Susee leads me quietly through an underbelly of dimly lit accessways lined with exposed conduits, wiring, switches, and ragged insulation. The cold shadows smell of ozone.
This is the resistance.
When I finally set eyes on Marcus, I think that I have been tricked. The hunched, husk of man before me looks nothing like the man in my dossier or the subversive videos that urge his followers into action. His skin has lost its luster, like old leather, and I wonder what sort of radiation damage he has sustained. Clumps of hair float around the small room like ejecta from a collapsing star.
Yet, when Marcus looks up from tapping on his stylus pad, the fire in his eyes is unmistakably that of the man who has held my mistress at bay. He motions me toward the only other seat.
I wrap my feet around the stool legs and settle against the padding. It is odd to sit in near zero gee, but planet-bound conventions die hard. I reach to activate the recording device on my shirt collar, but Marcus raises a hand consumed with open ulcers.
"Okay, no video." I am mesmerized by the shell of humanity sitting opposite me. If my mistress had known Marcus's condition, she would not have sent me. I should feel cheated, I think, but I feel sadness instead.

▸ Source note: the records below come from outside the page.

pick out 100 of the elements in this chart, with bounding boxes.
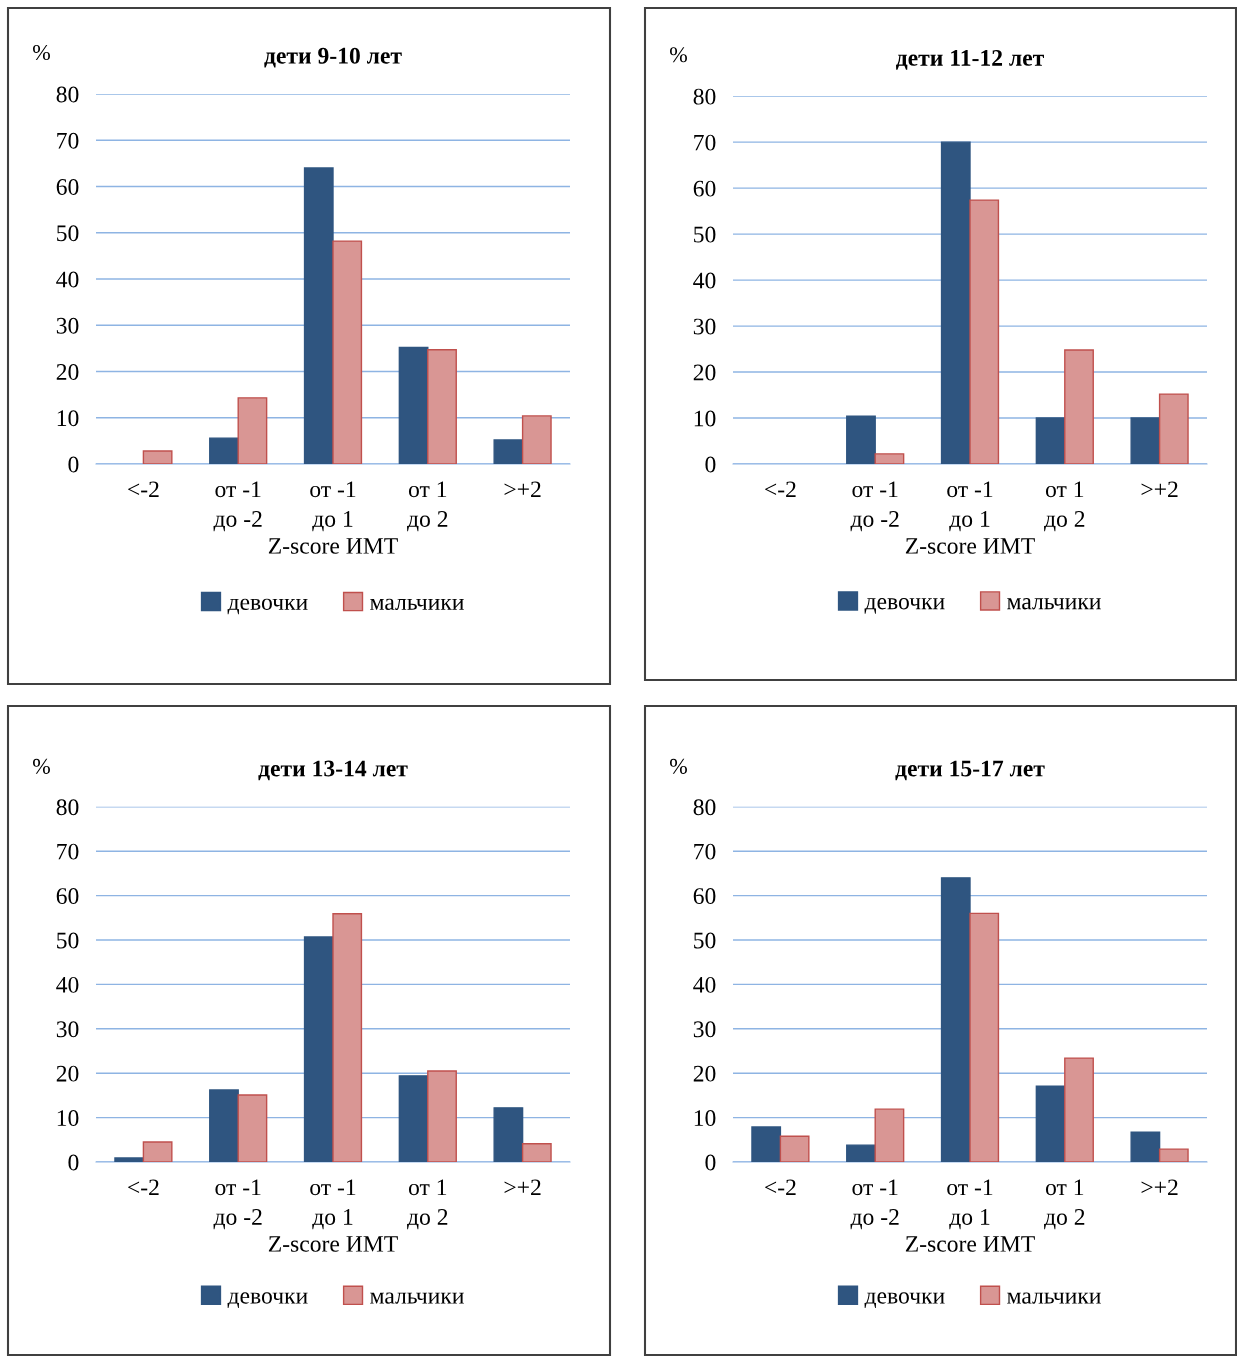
y-tick-label: 10 bbox=[57, 1110, 79, 1127]
x-tick-label: от 1 до 2 bbox=[407, 1179, 448, 1230]
bar bbox=[521, 415, 552, 464]
x-tick-label: <-2 bbox=[128, 1179, 159, 1196]
y-tick-label: 60 bbox=[693, 180, 716, 197]
bar bbox=[1158, 393, 1189, 464]
chart-title: дети 13-14 лет bbox=[258, 760, 408, 781]
bar bbox=[398, 1075, 429, 1162]
legend-label: девочки bbox=[227, 598, 308, 615]
y-tick-label: 0 bbox=[68, 456, 79, 473]
y-tick-label: 50 bbox=[57, 932, 79, 949]
x-tick-label: от -1 до -2 bbox=[213, 1179, 262, 1230]
x-axis-title: Z-score ИМТ bbox=[268, 1236, 398, 1252]
x-tick-label: >+2 bbox=[1141, 481, 1178, 498]
y-tick-label: 30 bbox=[693, 318, 716, 335]
y-tick-label: 20 bbox=[693, 364, 716, 381]
bar bbox=[874, 1108, 905, 1162]
bar bbox=[237, 1094, 268, 1162]
legend-label: мальчики bbox=[1007, 598, 1101, 610]
bar bbox=[114, 1157, 145, 1162]
x-tick-label: от -1 до 1 bbox=[310, 1179, 356, 1230]
x-tick-label: от -1 до -2 bbox=[850, 481, 899, 532]
y-tick-label: 40 bbox=[56, 271, 79, 288]
x-axis-title: Z-score ИМТ bbox=[905, 538, 1035, 554]
y-tick-label: 0 bbox=[68, 1154, 79, 1171]
y-tick-label: 40 bbox=[693, 272, 716, 289]
y-tick-label: 70 bbox=[57, 843, 79, 860]
x-tick-label: от -1 до -2 bbox=[213, 481, 262, 532]
bar bbox=[940, 141, 971, 464]
bar bbox=[846, 1144, 876, 1162]
bar bbox=[398, 346, 429, 464]
chart-title: дети 15-17 лет bbox=[895, 760, 1045, 781]
bar bbox=[1158, 1148, 1189, 1162]
y-tick-label: 80 bbox=[693, 88, 716, 105]
bar bbox=[940, 877, 971, 1162]
x-tick-label: от -1 до 1 bbox=[947, 1179, 993, 1230]
x-tick-label: <-2 bbox=[765, 481, 796, 498]
bar bbox=[427, 349, 457, 464]
y-tick-label: 10 bbox=[694, 410, 716, 427]
bar bbox=[142, 1141, 173, 1162]
bar bbox=[209, 437, 239, 464]
x-tick-label: >+2 bbox=[1141, 1179, 1178, 1196]
bar bbox=[142, 450, 173, 464]
bar bbox=[779, 1135, 810, 1162]
bar bbox=[1130, 417, 1161, 464]
y-axis-title: % bbox=[33, 44, 50, 60]
y-axis-title: % bbox=[33, 758, 50, 774]
y-tick-label: 80 bbox=[693, 799, 716, 816]
x-tick-label: от 1 до 2 bbox=[1044, 481, 1085, 532]
bar bbox=[1064, 1057, 1094, 1162]
x-axis-title: Z-score ИМТ bbox=[268, 538, 398, 554]
y-tick-label: 40 bbox=[56, 976, 79, 993]
bar bbox=[209, 1089, 239, 1162]
chart-title: дети 11-12 лет bbox=[896, 50, 1044, 70]
x-tick-label: от -1 до 1 bbox=[310, 481, 356, 532]
y-tick-label: 0 bbox=[705, 456, 716, 473]
bar bbox=[874, 453, 905, 464]
legend-label: мальчики bbox=[370, 598, 464, 611]
x-tick-label: >+2 bbox=[504, 481, 541, 498]
legend-label: мальчики bbox=[370, 1292, 464, 1304]
bar bbox=[969, 912, 1000, 1162]
bar bbox=[303, 936, 334, 1162]
legend-label: девочки bbox=[864, 1292, 945, 1309]
y-tick-label: 60 bbox=[56, 888, 79, 905]
bar bbox=[493, 439, 524, 464]
y-tick-label: 40 bbox=[693, 976, 716, 993]
bar bbox=[493, 1107, 524, 1162]
bar bbox=[237, 397, 268, 464]
y-tick-label: 70 bbox=[57, 132, 79, 149]
legend-label: мальчики bbox=[1007, 1292, 1101, 1304]
x-axis-title: Z-score ИМТ bbox=[905, 1236, 1035, 1252]
y-tick-label: 10 bbox=[694, 1110, 716, 1127]
x-tick-label: <-2 bbox=[128, 481, 159, 498]
bar bbox=[1035, 1085, 1066, 1162]
y-tick-label: 80 bbox=[56, 86, 79, 103]
y-tick-label: 60 bbox=[693, 888, 716, 905]
bar bbox=[969, 199, 1000, 464]
y-tick-label: 0 bbox=[705, 1154, 716, 1171]
x-tick-label: от 1 до 2 bbox=[1044, 1179, 1085, 1230]
x-tick-label: от -1 до 1 bbox=[947, 481, 993, 532]
y-tick-label: 60 bbox=[56, 178, 79, 195]
bar bbox=[1064, 349, 1094, 464]
x-tick-label: от 1 до 2 bbox=[407, 481, 448, 532]
y-tick-label: 30 bbox=[693, 1021, 716, 1038]
bar bbox=[332, 913, 363, 1162]
y-tick-label: 70 bbox=[694, 843, 716, 860]
bar bbox=[303, 167, 334, 464]
y-tick-label: 50 bbox=[694, 932, 716, 949]
bar bbox=[332, 240, 363, 464]
bar bbox=[846, 415, 876, 464]
bar bbox=[1130, 1131, 1161, 1162]
bar bbox=[427, 1070, 457, 1162]
x-tick-label: от -1 до -2 bbox=[850, 1179, 899, 1230]
y-tick-label: 20 bbox=[56, 1065, 79, 1082]
x-tick-label: <-2 bbox=[765, 1179, 796, 1196]
x-tick-label: >+2 bbox=[504, 1179, 541, 1196]
chart-title: дети 9-10 лет bbox=[264, 47, 402, 68]
legend-label: девочки bbox=[864, 598, 945, 614]
y-tick-label: 10 bbox=[57, 410, 79, 427]
y-tick-label: 20 bbox=[693, 1065, 716, 1082]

"I am not what you expected," Marcus says without preamble. A smile, ugly and twisted, cuts his face in two like it is a piece of dehydrated meat. "I have worked hard to keep a good public image, but there are limits to how many times I can recycle images into something new."
As he speaks his voice grows weaker until it is barely audible when he stops.
"You're dying." It is as if my words are necessary to make what I see real.
"I will die soon, but the resistance must not. That is why you are here."
Yet, Marcus is the resistance. Without him the moons of Saturn, the last vestige of humanity, will fall into my mistress' dominion.
"Will it matter?" I wonder whose question that is.
"Probably not. We cannot fight against it. I watched Europa crumble, and nothing I could do stopped Callisto from following. I know it is only a matter of time before it takes Titan. You look surprised, but you know as well as me that this is true. How do we fight an enemy that we only know through the information that it allows us to have? We do not understand it because it is not human."
"And what is human?" I am startled at the sound of my voice.
"Surely, you can remember."
I draw back suddenly and hit the wall behind me.
Marcus' eyes lock with mine, and in them I see what it is to be human again, to be free to love something with a power that transcends flesh, and that can sustain even in death and beyond.
Marcus pushes his stylus pad across the space between us. It spins slowly as it traces a gentle arc into my hands. The pad is filled with video feeds, recently recorded personal interviews I have never seen before, documents he has written, contact names. Everything I would need to be Timothy Marcus.
"Who do you think leaked the information to your mistress to bring you here? A gamble, yes, but what do we have to lose? I am dead, one way or the other. Susee was against this idea, but she will help you disable your neural cache and free you from it."
Susee floats, wedged in the narrow hatchway. She does not look at me, and that sadness I saw earlier is still there. I wonder whom she mourns. I know it is not me, but I wish it was.
"It is useless to resist," I whisper.
"Climbing from the primordial seas was useless. Riding into the vacuum of space was useless. We do what is useless because we are human."
Because we are human....
I study the way Marcus sits, his shoulders back. Even hunched and twisted, they suggest strength and conviction. His rheumy eyes are steady and his gaze penetrating. He absently rubs at his left index finger, and my hand begins to do the same.
It will be easy to be Timothy Marcus, but if humanity is to survive, I know I need to be more than what I currently am. I want to be more. I can be more.
The End
This story was first published on Friday, September 28th, 2012


Author Comments

I've long been interested in what it means to be who we are. This story is an attempt to continue that exploration.